Hooking the World on Drugs

BY AWAKE! CORRESPONDENT IN SPAIN

A NEWBORN baby shrieks in a hospital in Madrid, Spain. A nurse frantically tries to pacify him but to no avail. The baby is suffering the agony of heroin withdrawal. Worse still, he is HIV-positive. His mother was hooked on heroin.

A Los Angeles mother inadvertently drives her car onto a street controlled by a gang of drug dealers. She is greeted by a barrage of bullets, which kill her infant daughter.

Thousands of miles away, in Afghanistan, a peasant cultivates a field of poppies. It has been a good year; production is up 25 percent. Opium poppies pay well, and the peasant’s family is struggling to survive. But these pretty poppies will be converted into heroin, and heroin destroys lives.

A shy teenage girl in Sydney, Australia, goes to a discotheque every Saturday night. She used to find it hard to mix with the crowd, but recently a pill called ecstasy has given her new confidence. The pills she takes were smuggled into Australia from the Netherlands, although local laboratories are also beginning to supply them. Ecstasy makes the music sound better, and she loses her inhibitions. She even feels more attractive.

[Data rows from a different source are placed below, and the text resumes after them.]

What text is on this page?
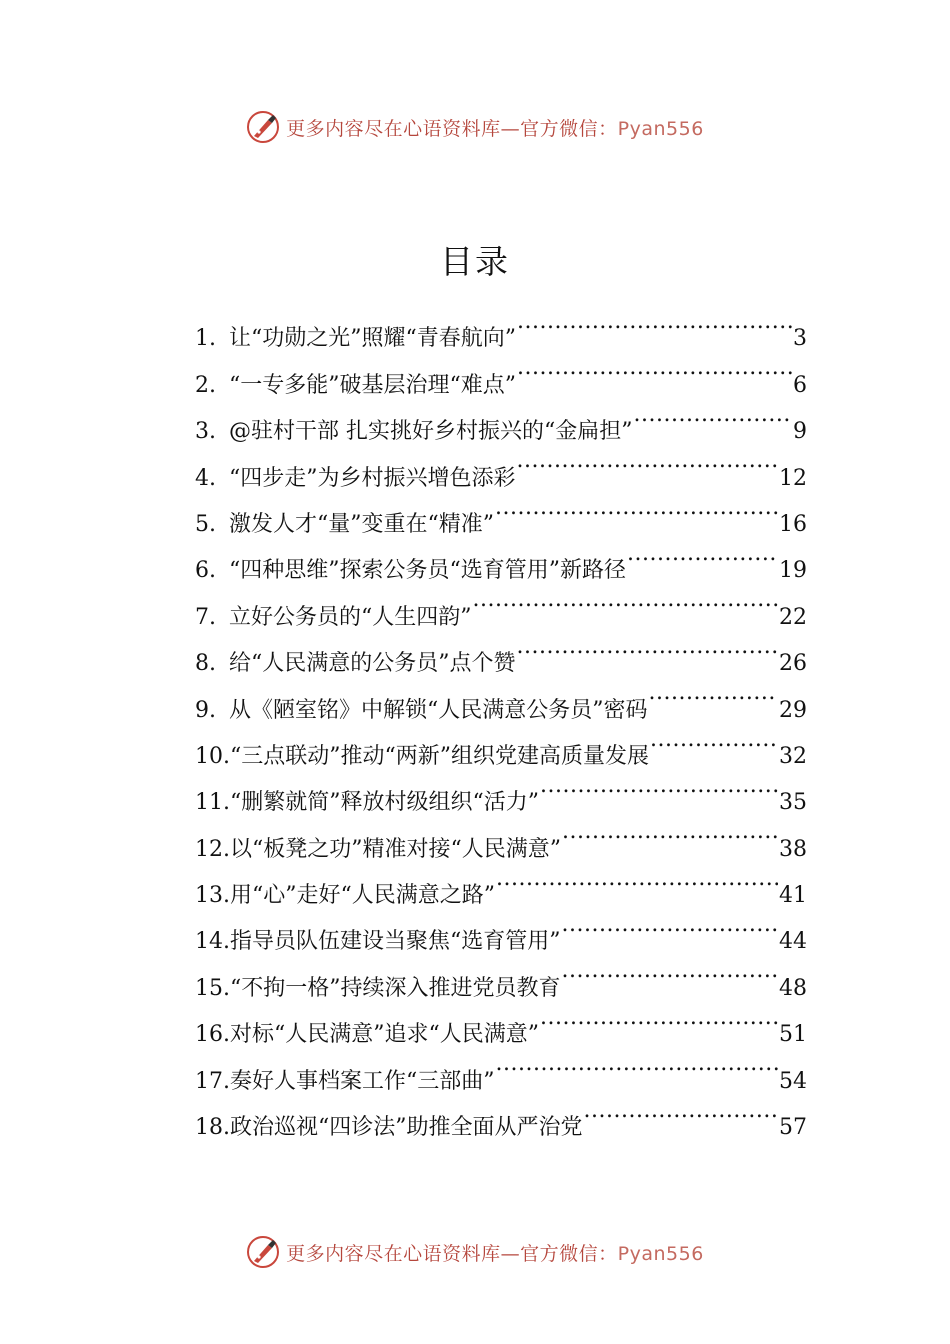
更多内容尽在心语资料库—官方微信：Pyan556
目录
1. 让“功勋之光”照耀“青春航向” .....	3
2. “一专多能”破基层治理“难点” .....	6
3. @驻村干部 扎实挑好乡村振兴的“金扁担” .....	9
4. “四步走”为乡村振兴增色添彩 .....	12
5. 激发人才“量”变重在“精准” .....	16
6. “四种思维”探索公务员“选育管用”新路径 .....	19
7. 立好公务员的“人生四韵” .....	22
8. 给“人民满意的公务员”点个赞 .....	26
9. 从《陋室铭》中解锁“人民满意公务员”密码 .....	29
10. “三点联动”推动“两新”组织党建高质量发展 .....	32
11. “删繁就简”释放村级组织“活力” .....	35
12. 以“板凳之功”精准对接“人民满意” .....	38
13. 用“心”走好“人民满意之路” .....	41
14. 指导员队伍建设当聚焦“选育管用” .....	44
15. “不拘一格”持续深入推进党员教育 .....	48
16. 对标“人民满意”追求“人民满意” .....	51
17. 奏好人事档案工作“三部曲” .....	54
18. 政治巡视“四诊法”助推全面从严治党 .....	57
更多内容尽在心语资料库—官方微信：Pyan556
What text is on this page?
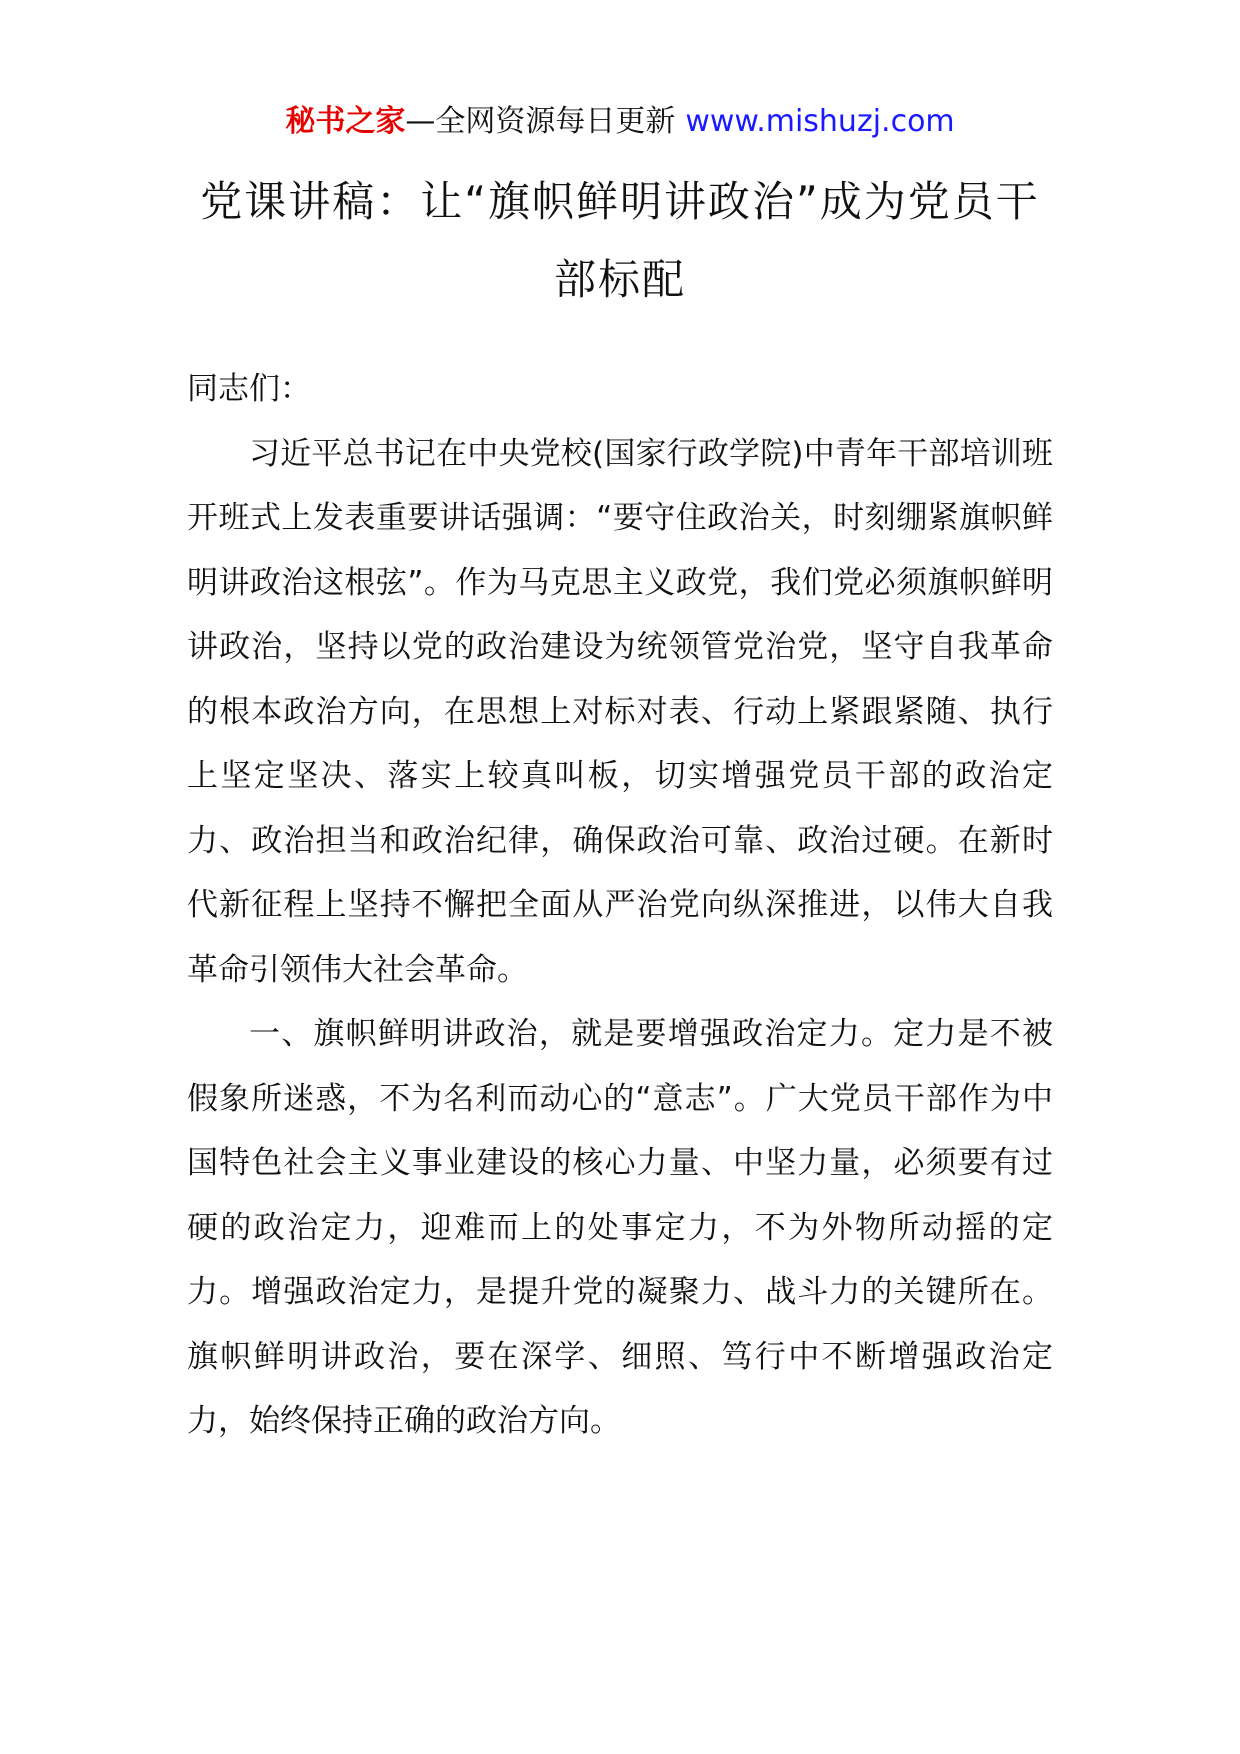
秘书之家—全网资源每日更新 www.mishuzj.com
党课讲稿：让“旗帜鲜明讲政治”成为党员干部标配

同志们：

习近平总书记在中央党校(国家行政学院)中青年干部培训班开班式上发表重要讲话强调：“要守住政治关，时刻绷紧旗帜鲜明讲政治这根弦”。作为马克思主义政党，我们党必须旗帜鲜明讲政治，坚持以党的政治建设为统领管党治党，坚守自我革命的根本政治方向，在思想上对标对表、行动上紧跟紧随、执行上坚定坚决、落实上较真叫板，切实增强党员干部的政治定力、政治担当和政治纪律，确保政治可靠、政治过硬。在新时代新征程上坚持不懈把全面从严治党向纵深推进，以伟大自我革命引领伟大社会革命。

一、旗帜鲜明讲政治，就是要增强政治定力。定力是不被假象所迷惑，不为名利而动心的“意志”。广大党员干部作为中国特色社会主义事业建设的核心力量、中坚力量，必须要有过硬的政治定力，迎难而上的处事定力，不为外物所动摇的定力。增强政治定力，是提升党的凝聚力、战斗力的关键所在。旗帜鲜明讲政治，要在深学、细照、笃行中不断增强政治定力，始终保持正确的政治方向。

For Manuel, a tough peasant who ekes out a living from his small farm in the Andes, life got a little easier when he began to cultivate coca. Manuel would like to stop harvesting the crop, but he fears that this would enrage the ruthless men who control coca production in his area.

These are just a few of the human faces behind the drug scourge that is wracking our planet.a Whether these people are consumers, producers, or innocent bystanders, drugs are relentlessly taking over their lives.

How Big Is the Drug Problem?

UN Secretary-General Kofi Annan observes: “Drugs are tearing apart our societies, spawning crime, spreading diseases such as AIDS, and killing our youth and our future.” He adds: “Today there are an estimated 190 million drug users around the world. No country is immune. And alone, no country can hope to stem the drug trade within its borders. The globalization of the drug trade requires an international response.”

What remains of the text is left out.